This policy sets out the controlled and transparent use of artificial-intelligence (AI) and transcription technologies within Cavendish Family Office. The objective is to enhance professional accuracy, efficiency, and record-keeping while maintaining the highest standards of confidentiality and data protection.
This policy applies solely to the Chief Executive Officer, who is the only authorised user of AI or transcription tools within the business. The systems covered are:
• OpenAI ChatGPT – used for structured drafting, document refinement, and research support.
• Otter.ai – used for meeting transcription and note creation.
All processing of personal data through these systems is carried out under the legitimate-interest basis as defined by Article 6(1)(f) of the UK General Data Protection Regulation (UK GDPR). No automated decisions or profiling are made about clients or third parties.
• Clients are informed at the start of each meeting that recording and transcription will take place via Otter.ai.

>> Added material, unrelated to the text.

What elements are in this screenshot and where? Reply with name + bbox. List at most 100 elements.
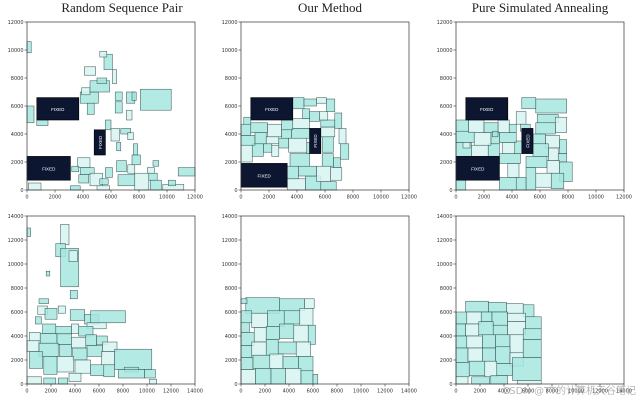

• ChatGPT is used only for internal drafting and analytical assistance; client-identifiable data is anonymised wherever possible.
• No confidential documents are uploaded in full; only necessary extracts are summarised or redacted.
• All AI outputs are reviewed by the CEO before use or circulation.
• Data processed through these tools is retained only as long as required for professional purposes and then securely deleted.
• Both platforms use encryption in transit and at rest; access is password-protected and limited to the CEO.
OpenAI and Otter.ai may process data outside the United Kingdom. Both providers operate under Standard Contractual Clauses and the UK Addendum to ensure adequate safeguards for cross-border data transfer.
The CEO is responsible for ensuring compliance with this policy, maintaining documentation of provider terms, and updating the privacy notice and client engagement materials as required. Any suspected data incident must be logged and addressed immediately, following the firm’s standard incident protocol.
This policy will be reviewed annually or following any material change in provider terms, regulatory guidance, or business ownership.